In her fury, Amity’s mother discovers the figures present in the photograph, labelling them as a “distraction” from her daughter’s progress. In actuality, they’re the very things preventing our heroine from falling into abject despair. The episode has Luz and company being expelled from school as Amity is forced to stand and watch, too afraid to go against her parents; wishes in the fear of being outed and cast aside. It’s what a lot of people would do if put in her shoes, and it isn’t until Luz is placed in mortal danger that Amity comes to realise that her feelings mean far more than pleasing those who simply don’t care about her identity.
To restore their status at school, Luz agrees to partake in a presentation on behalf of Amity’s parents. Unfortunately, they’re dodgy arms dealers and aim on murdering the teenager in cold blood instead of sitting down to talk things out. This is a kid’s show by the way. It doesn’t take long for Amity to cotton on to her friend’s situation, bursting in to save the day even if it means severing ties with her family for good. Her mother screams in disdain, demanding her daughter step aside unless she wants to be abandoned for good, left behind like the meddlesome little girl she is. In response, Amity takes the family necklace around her neck and crushes it to pieces, a symbolic gesture of growth that shows she is ready to accept who she is, confronting trauma and coming to realise it doesn’t control her anymore.
For young viewers, this is a monolithic statement, one with too few examples in animation when it comes to showcasing the challenges that accompany the acceptance of one’s own queer identity. Amity Blight is a lesbian, as confirmed by showrunner Dana Terrace, and The Owl House isn’t afraid of shining a light on the brilliance of young love, and the trials and tribulations that come with hiding inside a closet that is far from your own making. The first hesitant steps out of this box aren’t meant to be easy, and you will face resistance, but in Amity’s case, she’s met with open arms by Luz, her friends, and siblings who understand the pressures that come with being the youngest child amidst a family of stubborn perfectionists.

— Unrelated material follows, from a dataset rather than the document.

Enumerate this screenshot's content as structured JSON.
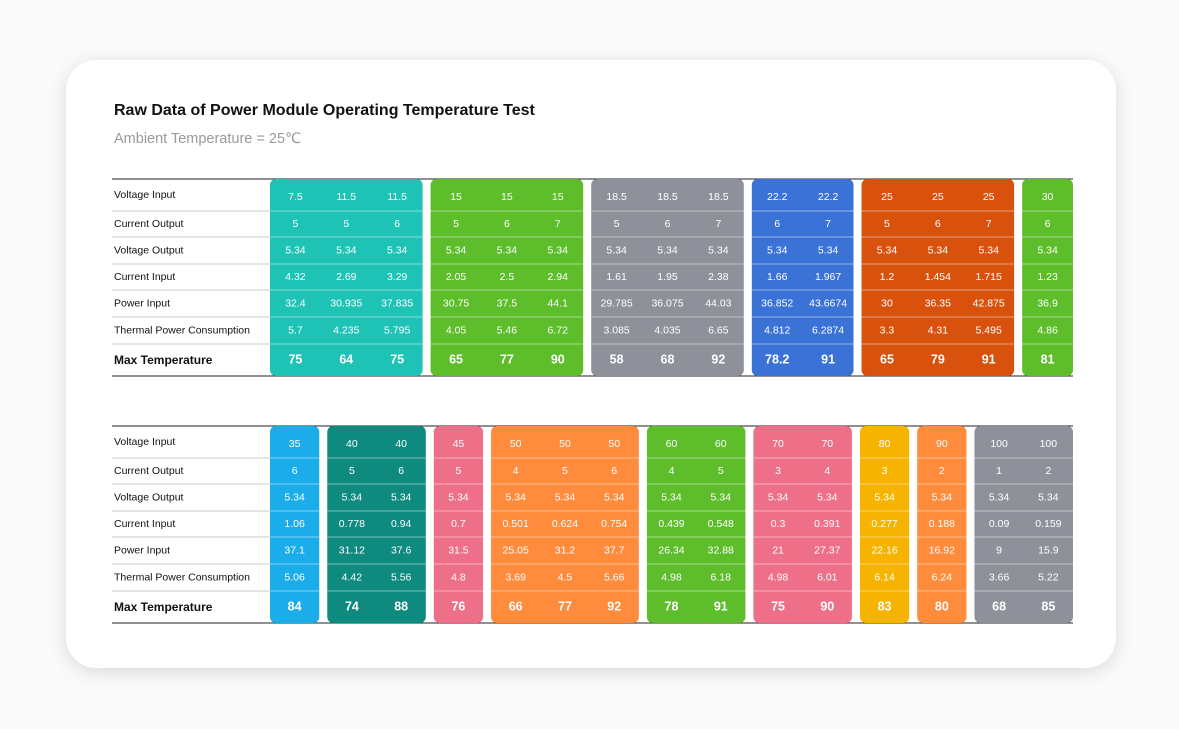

If this episode can help even one teenager coming to terms with their identity feel welcome, or reassure those in problematic family situations that things can get better, it’s done more than it could ever imagine. I didn’t have such examples of queer representation as a child, so it feels important to highlight shows that come along and willingly change the game. The fact it’s under the Disney umbrella is more impressive, given the company is infamous for editing out minimal queer voices to appease international audiences. The Owl House makes it so integral to the narrative and thematic execution that it can’t really be ignored without butchering the show’s overall message, and I’m glad Disney understands this.
Rebellion remains a necessary part of the queer experience. It’s not something young people can willingly partake in, but Amity Blight and The Owl House have shown that it’s okay to strive for a future where your identity is welcomed, even if it means leaving behind those close to you.